Hi all,
Running aiida on a remote HPC, but the jobs aren’t being submitted to the squeue (slurm) by sbatch. I imagine it is an issue on the remote computer side, but just in case I want to see if there is anything to be done on my end.
verdi computer test
results in no issues, but submitting a job to Gaussian on the HPC results in (truncated verdi process report
output):
+-> ERROR at 2024-06-11 11:39:44.169983-04:00
| Traceback (most recent call last):
| File "/Users/chemlab/anaconda3/envs/aiida/lib/python3.12/site-packages/aiida/engine/utils.py", line 202, in exponential_backoff_retry
| result = await coro()
| ^^^^^^^^^^^^
| File "/Users/chemlab/anaconda3/envs/aiida/lib/python3.12/site-packages/aiida/engine/processes/calcjobs/tasks.py", line 145, in do_submit
| return execmanager.submit_calculation(node, transport)

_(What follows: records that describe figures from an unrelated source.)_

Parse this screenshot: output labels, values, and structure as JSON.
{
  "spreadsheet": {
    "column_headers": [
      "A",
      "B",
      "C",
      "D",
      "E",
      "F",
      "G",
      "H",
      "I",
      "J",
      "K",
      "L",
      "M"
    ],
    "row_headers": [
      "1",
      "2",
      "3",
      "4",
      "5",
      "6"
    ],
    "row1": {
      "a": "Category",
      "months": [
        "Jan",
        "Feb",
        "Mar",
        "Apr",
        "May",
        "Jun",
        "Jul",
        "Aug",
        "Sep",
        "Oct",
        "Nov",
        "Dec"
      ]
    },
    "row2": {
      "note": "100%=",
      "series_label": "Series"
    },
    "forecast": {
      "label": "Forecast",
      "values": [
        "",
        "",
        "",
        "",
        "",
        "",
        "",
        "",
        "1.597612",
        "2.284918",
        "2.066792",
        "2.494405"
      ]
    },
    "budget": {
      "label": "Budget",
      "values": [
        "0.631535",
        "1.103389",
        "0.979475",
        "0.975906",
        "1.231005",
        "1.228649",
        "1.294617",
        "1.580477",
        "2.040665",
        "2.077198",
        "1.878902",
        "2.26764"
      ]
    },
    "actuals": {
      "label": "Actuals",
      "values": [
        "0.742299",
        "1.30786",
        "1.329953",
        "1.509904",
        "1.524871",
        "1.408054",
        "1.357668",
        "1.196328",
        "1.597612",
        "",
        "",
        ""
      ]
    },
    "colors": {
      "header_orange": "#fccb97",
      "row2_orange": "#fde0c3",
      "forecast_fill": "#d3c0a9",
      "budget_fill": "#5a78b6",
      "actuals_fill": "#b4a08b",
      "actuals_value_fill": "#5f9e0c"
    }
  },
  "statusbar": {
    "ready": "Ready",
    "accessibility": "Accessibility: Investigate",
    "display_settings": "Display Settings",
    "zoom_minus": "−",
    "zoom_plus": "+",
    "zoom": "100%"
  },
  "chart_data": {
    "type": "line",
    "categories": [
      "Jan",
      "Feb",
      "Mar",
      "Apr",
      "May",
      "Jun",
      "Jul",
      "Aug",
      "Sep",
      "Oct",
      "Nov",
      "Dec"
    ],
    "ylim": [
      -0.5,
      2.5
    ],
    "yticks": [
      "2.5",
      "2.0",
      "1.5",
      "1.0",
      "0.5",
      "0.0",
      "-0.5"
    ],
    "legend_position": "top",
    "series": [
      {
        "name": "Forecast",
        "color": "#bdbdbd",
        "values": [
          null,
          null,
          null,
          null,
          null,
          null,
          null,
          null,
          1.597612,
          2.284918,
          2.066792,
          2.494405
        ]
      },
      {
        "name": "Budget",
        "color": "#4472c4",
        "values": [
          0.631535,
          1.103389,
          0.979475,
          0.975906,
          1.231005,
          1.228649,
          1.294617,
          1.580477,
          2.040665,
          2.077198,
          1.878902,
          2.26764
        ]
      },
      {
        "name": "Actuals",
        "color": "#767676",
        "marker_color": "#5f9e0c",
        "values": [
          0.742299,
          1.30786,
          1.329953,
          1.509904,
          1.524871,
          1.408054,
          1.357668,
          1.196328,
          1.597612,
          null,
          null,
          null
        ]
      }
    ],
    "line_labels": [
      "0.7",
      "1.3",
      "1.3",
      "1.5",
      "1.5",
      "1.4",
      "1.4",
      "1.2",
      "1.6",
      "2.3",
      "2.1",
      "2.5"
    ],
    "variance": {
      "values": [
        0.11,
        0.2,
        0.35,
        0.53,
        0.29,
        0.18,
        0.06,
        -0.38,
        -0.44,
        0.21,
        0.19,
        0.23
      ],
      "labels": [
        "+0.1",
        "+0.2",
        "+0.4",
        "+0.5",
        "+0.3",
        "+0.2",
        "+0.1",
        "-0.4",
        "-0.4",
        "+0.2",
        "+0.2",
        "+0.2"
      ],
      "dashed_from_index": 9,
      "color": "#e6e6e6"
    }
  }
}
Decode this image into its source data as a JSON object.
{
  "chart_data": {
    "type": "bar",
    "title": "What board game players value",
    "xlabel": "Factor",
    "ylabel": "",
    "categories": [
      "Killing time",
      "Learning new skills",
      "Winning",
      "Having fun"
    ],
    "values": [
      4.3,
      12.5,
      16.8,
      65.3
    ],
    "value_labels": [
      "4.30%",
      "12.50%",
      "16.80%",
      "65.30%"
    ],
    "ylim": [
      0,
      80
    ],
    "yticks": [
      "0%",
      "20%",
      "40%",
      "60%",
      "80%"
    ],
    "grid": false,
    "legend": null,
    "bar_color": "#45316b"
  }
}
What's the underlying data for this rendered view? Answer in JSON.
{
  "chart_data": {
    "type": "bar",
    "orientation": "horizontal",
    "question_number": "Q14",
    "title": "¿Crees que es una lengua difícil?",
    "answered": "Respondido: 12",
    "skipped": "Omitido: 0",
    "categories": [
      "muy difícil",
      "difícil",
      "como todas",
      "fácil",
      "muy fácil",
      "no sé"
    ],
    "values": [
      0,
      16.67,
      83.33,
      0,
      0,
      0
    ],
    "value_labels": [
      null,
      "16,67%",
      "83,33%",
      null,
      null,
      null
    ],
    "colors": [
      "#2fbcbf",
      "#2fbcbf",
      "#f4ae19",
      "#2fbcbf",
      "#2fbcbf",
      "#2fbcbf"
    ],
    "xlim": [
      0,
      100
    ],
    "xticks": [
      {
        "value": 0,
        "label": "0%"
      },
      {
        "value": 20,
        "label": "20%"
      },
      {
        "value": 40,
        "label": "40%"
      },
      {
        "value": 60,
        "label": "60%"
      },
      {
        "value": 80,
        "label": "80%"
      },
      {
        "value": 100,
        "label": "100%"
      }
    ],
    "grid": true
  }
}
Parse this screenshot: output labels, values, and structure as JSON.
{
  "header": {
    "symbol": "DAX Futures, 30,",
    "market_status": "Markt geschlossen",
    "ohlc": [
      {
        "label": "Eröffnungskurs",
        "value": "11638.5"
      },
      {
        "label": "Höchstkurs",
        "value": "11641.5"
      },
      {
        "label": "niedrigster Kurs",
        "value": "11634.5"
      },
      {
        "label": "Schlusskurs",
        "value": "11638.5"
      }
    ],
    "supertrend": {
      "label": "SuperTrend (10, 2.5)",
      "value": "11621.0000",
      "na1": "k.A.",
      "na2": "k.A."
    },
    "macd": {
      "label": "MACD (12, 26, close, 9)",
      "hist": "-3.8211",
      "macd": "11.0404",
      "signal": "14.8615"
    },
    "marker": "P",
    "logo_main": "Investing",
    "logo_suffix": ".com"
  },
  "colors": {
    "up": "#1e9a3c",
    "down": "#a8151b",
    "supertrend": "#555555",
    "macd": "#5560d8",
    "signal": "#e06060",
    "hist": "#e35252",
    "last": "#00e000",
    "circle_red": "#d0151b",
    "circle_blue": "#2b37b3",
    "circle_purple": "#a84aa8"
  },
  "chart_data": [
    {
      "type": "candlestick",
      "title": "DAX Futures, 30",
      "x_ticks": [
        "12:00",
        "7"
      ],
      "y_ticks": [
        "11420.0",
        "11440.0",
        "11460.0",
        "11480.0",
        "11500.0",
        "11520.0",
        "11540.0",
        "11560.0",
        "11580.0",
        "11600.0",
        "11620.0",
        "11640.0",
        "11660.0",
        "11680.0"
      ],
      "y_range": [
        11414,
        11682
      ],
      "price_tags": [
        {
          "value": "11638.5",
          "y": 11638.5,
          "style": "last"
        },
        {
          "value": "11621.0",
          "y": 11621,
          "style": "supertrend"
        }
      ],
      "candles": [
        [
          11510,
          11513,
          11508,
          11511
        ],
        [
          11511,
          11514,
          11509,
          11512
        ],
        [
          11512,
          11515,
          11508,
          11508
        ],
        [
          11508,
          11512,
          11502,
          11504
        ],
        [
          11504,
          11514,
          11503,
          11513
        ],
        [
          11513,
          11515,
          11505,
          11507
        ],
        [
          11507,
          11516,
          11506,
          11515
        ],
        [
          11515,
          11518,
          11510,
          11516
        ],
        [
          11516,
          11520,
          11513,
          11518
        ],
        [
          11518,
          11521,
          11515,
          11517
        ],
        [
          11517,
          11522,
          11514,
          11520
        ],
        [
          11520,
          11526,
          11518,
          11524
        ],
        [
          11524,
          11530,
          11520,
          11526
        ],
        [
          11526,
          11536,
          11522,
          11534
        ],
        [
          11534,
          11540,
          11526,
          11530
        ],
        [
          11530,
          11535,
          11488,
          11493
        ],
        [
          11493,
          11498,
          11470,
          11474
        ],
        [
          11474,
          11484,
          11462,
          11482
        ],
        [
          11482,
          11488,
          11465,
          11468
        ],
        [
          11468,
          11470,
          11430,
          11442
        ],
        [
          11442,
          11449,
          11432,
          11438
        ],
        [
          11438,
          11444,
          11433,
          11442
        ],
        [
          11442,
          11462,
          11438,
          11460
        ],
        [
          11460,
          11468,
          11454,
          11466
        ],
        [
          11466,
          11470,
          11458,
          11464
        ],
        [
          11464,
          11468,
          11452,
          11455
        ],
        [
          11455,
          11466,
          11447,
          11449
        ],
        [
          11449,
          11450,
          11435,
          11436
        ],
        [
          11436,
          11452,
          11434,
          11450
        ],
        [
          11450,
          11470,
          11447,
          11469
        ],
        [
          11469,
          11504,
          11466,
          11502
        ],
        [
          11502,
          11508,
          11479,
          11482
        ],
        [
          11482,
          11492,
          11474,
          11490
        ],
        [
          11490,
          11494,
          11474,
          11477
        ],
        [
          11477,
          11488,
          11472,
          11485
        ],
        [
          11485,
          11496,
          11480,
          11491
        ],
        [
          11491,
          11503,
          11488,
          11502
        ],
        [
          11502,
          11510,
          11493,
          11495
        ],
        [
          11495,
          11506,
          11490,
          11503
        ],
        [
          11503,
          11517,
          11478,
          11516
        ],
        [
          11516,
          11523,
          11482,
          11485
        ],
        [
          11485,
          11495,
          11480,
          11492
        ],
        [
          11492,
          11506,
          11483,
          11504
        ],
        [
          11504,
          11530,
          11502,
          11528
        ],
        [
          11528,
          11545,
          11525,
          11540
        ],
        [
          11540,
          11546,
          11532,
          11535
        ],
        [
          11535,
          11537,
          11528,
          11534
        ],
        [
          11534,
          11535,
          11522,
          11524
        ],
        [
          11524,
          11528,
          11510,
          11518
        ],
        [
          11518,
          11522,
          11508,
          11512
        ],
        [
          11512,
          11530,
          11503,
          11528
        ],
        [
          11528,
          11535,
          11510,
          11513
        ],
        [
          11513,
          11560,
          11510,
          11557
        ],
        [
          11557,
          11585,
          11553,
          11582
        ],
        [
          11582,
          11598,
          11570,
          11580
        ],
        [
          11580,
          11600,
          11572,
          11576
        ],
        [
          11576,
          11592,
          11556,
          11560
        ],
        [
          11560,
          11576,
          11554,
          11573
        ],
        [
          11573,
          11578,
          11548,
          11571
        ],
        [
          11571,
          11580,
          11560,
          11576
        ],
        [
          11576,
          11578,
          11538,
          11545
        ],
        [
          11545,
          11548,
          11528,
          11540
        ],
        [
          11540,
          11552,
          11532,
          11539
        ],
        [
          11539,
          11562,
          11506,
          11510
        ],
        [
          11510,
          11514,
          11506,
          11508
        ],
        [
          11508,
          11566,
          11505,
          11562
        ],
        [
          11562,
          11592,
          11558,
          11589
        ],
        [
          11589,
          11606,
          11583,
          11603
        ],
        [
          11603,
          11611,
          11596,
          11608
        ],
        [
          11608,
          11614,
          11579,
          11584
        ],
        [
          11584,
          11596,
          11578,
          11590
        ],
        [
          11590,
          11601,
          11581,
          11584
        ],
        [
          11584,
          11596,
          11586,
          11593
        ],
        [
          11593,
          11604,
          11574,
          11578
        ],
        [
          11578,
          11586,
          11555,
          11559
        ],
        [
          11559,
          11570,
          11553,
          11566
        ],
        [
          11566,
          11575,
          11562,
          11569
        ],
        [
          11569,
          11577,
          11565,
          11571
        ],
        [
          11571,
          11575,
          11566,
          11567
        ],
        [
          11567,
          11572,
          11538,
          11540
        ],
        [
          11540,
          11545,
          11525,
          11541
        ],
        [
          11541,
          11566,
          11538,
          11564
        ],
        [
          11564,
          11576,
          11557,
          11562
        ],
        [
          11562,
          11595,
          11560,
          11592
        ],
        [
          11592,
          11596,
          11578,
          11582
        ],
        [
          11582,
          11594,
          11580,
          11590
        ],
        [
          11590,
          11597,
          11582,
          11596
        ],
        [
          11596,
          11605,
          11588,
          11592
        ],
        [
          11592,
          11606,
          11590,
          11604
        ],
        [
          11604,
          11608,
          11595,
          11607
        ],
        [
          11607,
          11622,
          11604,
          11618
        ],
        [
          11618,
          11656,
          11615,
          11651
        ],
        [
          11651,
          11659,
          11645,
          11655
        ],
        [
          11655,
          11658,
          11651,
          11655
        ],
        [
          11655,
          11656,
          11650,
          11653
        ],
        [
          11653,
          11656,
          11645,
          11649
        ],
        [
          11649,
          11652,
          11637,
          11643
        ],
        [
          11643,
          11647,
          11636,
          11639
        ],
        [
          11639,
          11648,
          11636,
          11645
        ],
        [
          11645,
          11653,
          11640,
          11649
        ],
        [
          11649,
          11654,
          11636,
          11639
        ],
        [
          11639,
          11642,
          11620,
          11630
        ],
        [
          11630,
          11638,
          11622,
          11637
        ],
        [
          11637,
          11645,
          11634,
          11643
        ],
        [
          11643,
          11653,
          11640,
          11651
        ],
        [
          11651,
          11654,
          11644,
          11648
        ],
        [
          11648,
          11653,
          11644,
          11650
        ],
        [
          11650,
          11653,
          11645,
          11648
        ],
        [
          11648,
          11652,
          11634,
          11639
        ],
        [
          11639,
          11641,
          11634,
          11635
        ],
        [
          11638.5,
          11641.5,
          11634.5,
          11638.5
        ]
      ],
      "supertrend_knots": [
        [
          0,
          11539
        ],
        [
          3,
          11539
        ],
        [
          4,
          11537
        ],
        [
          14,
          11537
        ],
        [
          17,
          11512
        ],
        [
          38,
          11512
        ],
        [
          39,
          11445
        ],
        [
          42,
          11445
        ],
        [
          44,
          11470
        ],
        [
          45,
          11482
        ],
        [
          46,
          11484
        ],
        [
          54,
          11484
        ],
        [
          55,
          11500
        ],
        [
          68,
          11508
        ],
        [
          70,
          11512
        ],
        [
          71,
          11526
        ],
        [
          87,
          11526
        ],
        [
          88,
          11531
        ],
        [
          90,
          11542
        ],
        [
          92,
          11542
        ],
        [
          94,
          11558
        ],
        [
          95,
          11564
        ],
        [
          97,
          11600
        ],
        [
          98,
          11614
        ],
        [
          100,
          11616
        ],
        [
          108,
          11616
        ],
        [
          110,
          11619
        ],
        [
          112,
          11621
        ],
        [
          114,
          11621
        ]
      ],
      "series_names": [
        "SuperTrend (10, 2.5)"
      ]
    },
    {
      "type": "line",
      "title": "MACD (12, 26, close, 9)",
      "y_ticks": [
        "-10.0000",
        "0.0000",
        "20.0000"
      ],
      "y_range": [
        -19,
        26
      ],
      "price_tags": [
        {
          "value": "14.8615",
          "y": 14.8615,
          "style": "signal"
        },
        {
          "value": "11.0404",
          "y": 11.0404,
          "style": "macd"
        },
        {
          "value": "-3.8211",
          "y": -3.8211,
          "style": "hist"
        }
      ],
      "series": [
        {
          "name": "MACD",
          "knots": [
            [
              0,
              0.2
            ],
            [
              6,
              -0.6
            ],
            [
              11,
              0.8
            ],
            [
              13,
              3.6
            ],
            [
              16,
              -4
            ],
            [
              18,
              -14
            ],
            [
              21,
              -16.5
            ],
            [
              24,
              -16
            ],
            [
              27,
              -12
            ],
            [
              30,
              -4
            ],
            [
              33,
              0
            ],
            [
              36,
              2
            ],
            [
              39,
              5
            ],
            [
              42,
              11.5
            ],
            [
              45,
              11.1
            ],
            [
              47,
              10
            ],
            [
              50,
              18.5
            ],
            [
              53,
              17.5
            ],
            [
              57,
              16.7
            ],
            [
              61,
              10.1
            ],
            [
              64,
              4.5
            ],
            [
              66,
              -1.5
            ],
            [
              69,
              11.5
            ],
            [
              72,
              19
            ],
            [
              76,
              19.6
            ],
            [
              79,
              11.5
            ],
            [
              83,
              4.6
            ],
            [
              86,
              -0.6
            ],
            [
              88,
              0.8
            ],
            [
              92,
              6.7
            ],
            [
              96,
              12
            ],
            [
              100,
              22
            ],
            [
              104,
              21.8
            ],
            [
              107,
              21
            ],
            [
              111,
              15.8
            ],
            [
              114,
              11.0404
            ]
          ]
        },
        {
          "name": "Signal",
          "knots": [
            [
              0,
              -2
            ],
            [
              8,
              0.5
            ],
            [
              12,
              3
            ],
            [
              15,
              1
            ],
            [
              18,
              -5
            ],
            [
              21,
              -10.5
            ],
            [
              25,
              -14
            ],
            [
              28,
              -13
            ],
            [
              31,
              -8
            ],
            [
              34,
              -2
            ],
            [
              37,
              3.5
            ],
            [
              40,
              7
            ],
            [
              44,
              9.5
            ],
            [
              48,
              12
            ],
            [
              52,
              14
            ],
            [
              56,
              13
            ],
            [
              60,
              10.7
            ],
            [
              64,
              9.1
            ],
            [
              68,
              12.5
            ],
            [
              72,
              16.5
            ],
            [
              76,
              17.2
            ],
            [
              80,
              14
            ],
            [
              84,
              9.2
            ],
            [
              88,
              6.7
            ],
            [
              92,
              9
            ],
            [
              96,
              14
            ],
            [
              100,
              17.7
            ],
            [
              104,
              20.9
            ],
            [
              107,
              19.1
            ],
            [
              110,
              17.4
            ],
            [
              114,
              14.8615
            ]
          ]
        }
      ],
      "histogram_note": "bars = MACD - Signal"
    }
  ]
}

| ^^^^^^^^^^^^^^^^^^^^^^^^^^^^^^^^^^^^^^^^^^^^^^^
| File "/Users/chemlab/anaconda3/envs/aiida/lib/python3.12/site-packages/aiida/engine/daemon/execmanager.py", line 375, in submit_calculation
| result = scheduler.submit_from_script(workdir, submit_script_filename)
| ^^^^^^^^^^^^^^^^^^^^^^^^^^^^^^^^^^^^^^^^^^^^^^^^^^^^^^^^^^^^^
| File "/Users/chemlab/anaconda3/envs/aiida/lib/python3.12/site-packages/aiida/schedulers/scheduler.py", line 409, in submit_from_script
| return self._parse_submit_output(*result)
| ^^^^^^^^^^^^^^^^^^^^^^^^^^^^^^^^^^
| File "/Users/chemlab/anaconda3/envs/aiida/lib/python3.12/site-packages/aiida/schedulers/plugins/slurm.py", line 488, in _parse_submit_output
| raise SchedulerError(
| aiida.schedulers.scheduler.SchedulerError: Error during submission, could not retrieve the jobID from sbatch output; see log for more info.
+-> WARNING at 2024-06-11 11:39:44.188223-04:00
| maximum attempts 5 of calling do_submit, exceeded
I’ve gone in and copied the inputs and generated .sh file elsewhere and manually submitted them with sbatch and that works with no issue.
Anyway, I think it’s their problem, but I would like to double check and see if there is anything I can try
Thanks